Hydrogen energy is a potential game changer in the search for practical renewable power. The ability to convert water, the most abundant resource on Earth, into a clean energy source is the stuff of dreams.
The field has promising applications already in powering vehicles, with the majority of research and development taking place in China. The country has a strong track record of making other green technologies, such as solar power, more accessible, with many hoping that the same will be true for hydrogen.
Wind and solar are the A-list celebrities of the renewable energy world. The average member of the public would be able to explain, roughly, how solar panels or wind turbines create electricity; however, the same cannot be said for hydrogen derived from water electrolysis.
A dark horse in the fight against climate change, the element is gradually playing a greater role. Studies from the International Energy Agency show that in the last decade, hydrogen fuel production has increased nearly tenfold, to 0.36 million tonnes. This is a significant amount considering how light the gas is: it was, after all, used to float airships in the 20th century.
But more needs to be done to develop hydrogen infrastructure and reduce costs to the point where mainstream adoption takes place. Currently, a hydrogen-powered car is four times more expensive to run than conventional petrol counterparts.
Keen to lead by example, China was the first country in the world to create a hydrogen-fueled tram capable of carrying several hundred passengers, a feat actively being replicated around the world. In Guangdong province, such modes of public transport are now a common sight.

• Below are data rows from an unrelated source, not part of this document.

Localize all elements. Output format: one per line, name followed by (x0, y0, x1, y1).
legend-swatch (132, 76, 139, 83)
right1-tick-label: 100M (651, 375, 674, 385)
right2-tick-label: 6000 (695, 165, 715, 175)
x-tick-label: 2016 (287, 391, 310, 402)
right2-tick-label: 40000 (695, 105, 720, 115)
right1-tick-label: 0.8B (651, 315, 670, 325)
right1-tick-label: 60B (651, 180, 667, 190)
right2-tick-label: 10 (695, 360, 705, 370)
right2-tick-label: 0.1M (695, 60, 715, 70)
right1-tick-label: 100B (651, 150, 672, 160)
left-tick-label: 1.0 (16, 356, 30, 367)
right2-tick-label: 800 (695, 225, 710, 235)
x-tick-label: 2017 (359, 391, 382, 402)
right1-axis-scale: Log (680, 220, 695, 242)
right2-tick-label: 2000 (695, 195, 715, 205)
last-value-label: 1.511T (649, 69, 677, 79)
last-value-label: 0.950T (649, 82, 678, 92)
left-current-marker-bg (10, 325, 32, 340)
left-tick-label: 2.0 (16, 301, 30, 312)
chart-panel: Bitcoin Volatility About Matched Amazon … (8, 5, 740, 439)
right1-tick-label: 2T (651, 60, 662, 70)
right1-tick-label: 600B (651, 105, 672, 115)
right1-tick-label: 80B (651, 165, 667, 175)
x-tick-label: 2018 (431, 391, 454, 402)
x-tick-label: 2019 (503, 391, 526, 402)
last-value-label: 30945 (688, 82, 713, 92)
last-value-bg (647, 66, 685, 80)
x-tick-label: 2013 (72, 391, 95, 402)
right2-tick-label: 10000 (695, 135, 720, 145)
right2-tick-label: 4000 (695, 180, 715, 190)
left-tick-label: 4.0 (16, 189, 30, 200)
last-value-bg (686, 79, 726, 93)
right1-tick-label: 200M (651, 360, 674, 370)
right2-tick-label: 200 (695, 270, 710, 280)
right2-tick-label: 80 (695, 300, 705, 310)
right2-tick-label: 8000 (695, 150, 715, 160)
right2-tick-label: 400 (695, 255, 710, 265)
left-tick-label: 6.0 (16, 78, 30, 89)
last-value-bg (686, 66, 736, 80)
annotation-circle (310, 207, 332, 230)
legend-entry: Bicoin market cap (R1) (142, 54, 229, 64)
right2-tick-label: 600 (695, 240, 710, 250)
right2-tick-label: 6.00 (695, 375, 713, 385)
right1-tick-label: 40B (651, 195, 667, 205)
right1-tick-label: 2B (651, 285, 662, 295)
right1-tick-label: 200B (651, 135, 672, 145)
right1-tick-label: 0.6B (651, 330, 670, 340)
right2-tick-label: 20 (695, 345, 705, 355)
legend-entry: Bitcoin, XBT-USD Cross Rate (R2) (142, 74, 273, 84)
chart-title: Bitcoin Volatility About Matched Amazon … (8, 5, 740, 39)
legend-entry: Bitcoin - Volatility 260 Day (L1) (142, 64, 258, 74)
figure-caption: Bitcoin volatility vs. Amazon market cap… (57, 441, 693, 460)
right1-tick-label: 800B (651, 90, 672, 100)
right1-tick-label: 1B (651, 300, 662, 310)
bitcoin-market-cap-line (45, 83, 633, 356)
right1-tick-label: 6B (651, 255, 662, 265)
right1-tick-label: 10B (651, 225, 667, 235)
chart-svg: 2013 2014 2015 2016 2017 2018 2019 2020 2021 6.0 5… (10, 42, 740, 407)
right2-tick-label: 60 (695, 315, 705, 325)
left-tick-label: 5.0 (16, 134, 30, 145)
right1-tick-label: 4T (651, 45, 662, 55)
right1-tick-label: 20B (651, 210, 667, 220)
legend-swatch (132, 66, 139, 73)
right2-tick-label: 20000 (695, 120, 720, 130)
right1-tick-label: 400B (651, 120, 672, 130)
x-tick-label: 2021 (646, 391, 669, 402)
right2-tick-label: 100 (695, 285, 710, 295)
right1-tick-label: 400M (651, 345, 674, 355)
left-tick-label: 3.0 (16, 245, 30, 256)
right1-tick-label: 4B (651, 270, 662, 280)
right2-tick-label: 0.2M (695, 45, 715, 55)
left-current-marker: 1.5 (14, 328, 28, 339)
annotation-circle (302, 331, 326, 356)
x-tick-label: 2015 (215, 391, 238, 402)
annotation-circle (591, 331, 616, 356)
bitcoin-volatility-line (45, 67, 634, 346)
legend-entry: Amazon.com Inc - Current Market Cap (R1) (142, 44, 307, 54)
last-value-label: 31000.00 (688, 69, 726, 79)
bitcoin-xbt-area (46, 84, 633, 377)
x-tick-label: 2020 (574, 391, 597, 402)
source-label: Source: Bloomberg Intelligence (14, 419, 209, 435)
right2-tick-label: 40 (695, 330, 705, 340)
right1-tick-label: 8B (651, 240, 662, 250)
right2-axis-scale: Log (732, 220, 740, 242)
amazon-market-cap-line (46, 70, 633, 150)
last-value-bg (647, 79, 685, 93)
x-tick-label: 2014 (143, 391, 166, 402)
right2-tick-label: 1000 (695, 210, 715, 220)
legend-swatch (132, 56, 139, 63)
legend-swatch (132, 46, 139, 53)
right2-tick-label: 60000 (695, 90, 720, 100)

In the past three years, China has also built several dozen new hydrogen refueling stations, no mean feat considering the fact that storing the gas under such high pressures has been one of the main technical barriers towards progress. More recently, hydrogen-powered planes have also completed successful flights within the country, promising news for the carbon emission-heavy airline industry.
The blueprint of China's success with solar energy must be followed if progress is to be made with hydrogen. The country has increased solar capacity by as much as 50 times since 2012, growth that has been in tandem with decreasing production costs. These have fallen by around one dollar per watt, making China one of the most solar-friendly countries in the world. Likewise, hydrogen costs are expected to halve by 2050, meaning that by that point, facilities for refueling, storage and production will all become commonplace.
Both government and private support will be invaluable in the uptake of hydrogen derived from the clean method of water electrolysis. Fresh from the recent COP26, the United Nations Climate Change Conference held in Glasgow, Scotland, many nations, including China, will enter climate change commitments with a new resolve. Governments hungry for inspiration will be keen to look toward areas in which such collaborations can find success first.
Beijing has a strong track record of applying innovative regulation with a private sector motivated by business opportunity. This combined catalyst is being replicated around the world, with a $5 billion hydrogen plant in Saudi Arabia under construction, in collaboration with United States gas giant Air Products and Chemicals.
Germany is also working with private innovators to increase the efficiency of hydrogen fuel storage, with the nation currently boasting the potential to store 37 million cubic meters of the gas.
When it comes to climate change, scientific victories know no borders, and a technical achievement in one country will directly benefit everyone.